WF was there in 1906 - the same year Jack Worrall commandeered the Carlton team to its first Grand Final victory since it admittance to the League as a foundation member in 1897 - even though he was out of the country and in Japan on business for most of that year.
The Carlton District football team of 1909. Evans is pictured in the back row, fourth from left.
But he was back for the business end of the ’06 season, for as the report also notes: “To celebrate the winning of the Premiership, the President of the Club (Mr. M (sic) F Evans) entertained the players, Executive, and personal friends at a smoke night in the Manchester Unity Hall. The event was a distinct success, and greatly enjoyed by the large gathering present”.
Born in England in 1853, WF’s year of migration is not known. What is known is that the resident café proprietor married Isabella Johnson in Melbourne in 1877 and together they settled in Carlton and raised seven children - amongst them a daughter Jean who later married Dick Reynolds.
“Jeanne’s family members were lifelong Carlton supporters but so too was Dick’s family. They eventually settled in and around the Parkville area after William Thomas Reynolds, Dick’s grandfather, relocated with his family from Taradale by the Bendigo railway line.
“Dick’s Dad William Meader Reynolds grew up in the area.
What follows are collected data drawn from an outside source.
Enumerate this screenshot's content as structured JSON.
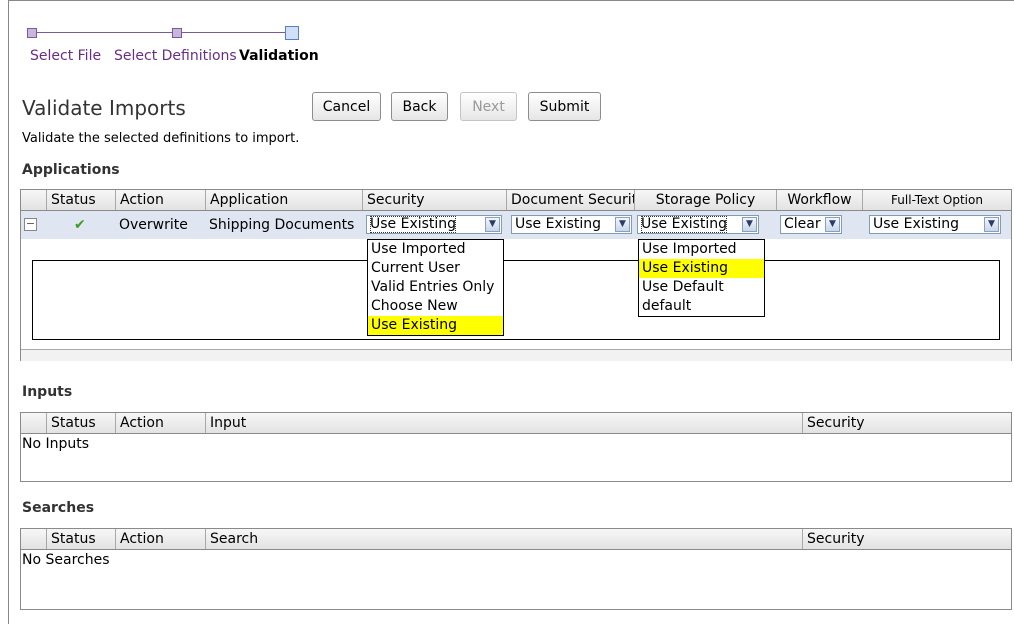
{
  "train": {
    "steps": [
      {
        "label": "Select File",
        "state": "visited"
      },
      {
        "label": "Select Definitions",
        "state": "visited"
      },
      {
        "label": "Validation",
        "state": "current"
      }
    ]
  },
  "page": {
    "title": "Validate Imports",
    "subtitle": "Validate the selected definitions to import."
  },
  "buttons": {
    "cancel": "Cancel",
    "back": "Back",
    "next": "Next",
    "submit": "Submit"
  },
  "applications": {
    "section_title": "Applications",
    "columns": [
      "Status",
      "Action",
      "Application",
      "Security",
      "Document Securit",
      "Storage Policy",
      "Workflow",
      "Full-Text Option"
    ],
    "row": {
      "expander": "−",
      "status": "✔",
      "action": "Overwrite",
      "application": "Shipping Documents",
      "security": "Use Existing",
      "document_security": "Use Existing",
      "storage_policy": "Use Existing",
      "workflow": "Clear",
      "full_text": "Use Existing"
    },
    "security_options": [
      "Use Imported",
      "Current User",
      "Valid Entries Only",
      "Choose New",
      "Use Existing"
    ],
    "storage_policy_options": [
      "Use Imported",
      "Use Existing",
      "Use Default",
      "default"
    ]
  },
  "inputs": {
    "section_title": "Inputs",
    "columns": [
      "Status",
      "Action",
      "Input",
      "Security"
    ],
    "empty_text": "No Inputs"
  },
  "searches": {
    "section_title": "Searches",
    "columns": [
      "Status",
      "Action",
      "Search",
      "Security"
    ],
    "empty_text": "No Searches"
  },
  "colors": {
    "link": "#6a2d86",
    "row_background": "#dfe6f1",
    "highlight": "#ffff00",
    "status_ok": "#3a9d2a"
  },
  "icons": {
    "expander": "collapse-minus-icon",
    "status": "checkmark-icon",
    "dropdown": "chevron-down-icon"
  }
}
He was a pretty rotund man and there’s no evidence he played local footy, but he did have the occasional kick in the street with the likes of Lang and the Gillespies . . . and Dick himself was a massive Horrie Clover fan,” Eddy said.
It is hear that the story gets somewhat murky, for Eddy relates the tale that at some point between the 1931 and ’32 seasons, William Meader Reynolds approached the then Carlton President Dave Crone with the suggestion they have a look at young Richmond, then chasing the leather for the black and whites of Woodlands.
“He went over to Carlton and said to Dave Crone: ‘My boy looks like he’s going to be a promising footballer . . . can he try out here?’ and Mr Crone replied: ‘Sure, bring him over’,” Eddy said.
What happened next has remained somewhat clouded for years given that the Reynolds family rarely broached the subject of the Carlton connection.
But the following quote, attributed to Reynolds in an interview granted in 1998, offered an alarming insight.
“I went over and trained one night with Carlton and I’ll never forget it. Not one bugger came up and said ‘What’s your name son?’ or, ‘What you gonna do?’. And I got out of there. I couldn’t get out of there quick enough”.
What might have been... An artist's impression of Reynolds in the Navy Blue (Image has been altered).
That said, did Eddy believe Carlton was derelict in its duty?
“I reckon you’d be clutching at straws to say Dick should have been picked up by Carlton. He either trained really poorly that particular training night or perhaps he was one of a hundred hopefuls who turned up to have a run . . . and he was only a skinny kid then,” Eddy explained.
“Dick was pretty quiet at a youngster too and it took a trainer at Essendon to suggest ‘Maybe you should throw him into the middle to get him involved’.”
Regrettably, both William Frederick Evans and William Joshua were long gone before Reynolds’ ill-fated Carlton foray. WF died in 1921 and within a year his son succumbed to a heart attack in his 30s - and one can only wonder what might have been had either still been around to wield their substantial influence.
WF Evans in Japan, 1906.
“Mind you the Reynolds’ were living in the Aberfeldie by the time Dick was born and he was such a promising player that I don’t know Carlton could have kept his talents secret from the Essendon committee anyway,” said Eddy.
Eddy hopes that his book will be released in the second half of next year. His three-year research has in part incorporated interviews with 140 people, amongst them family members and former footballers including the 1947 Carlton premiership players Ken Hands and Allan Greenshields against whom Reynolds pitted his immense skills.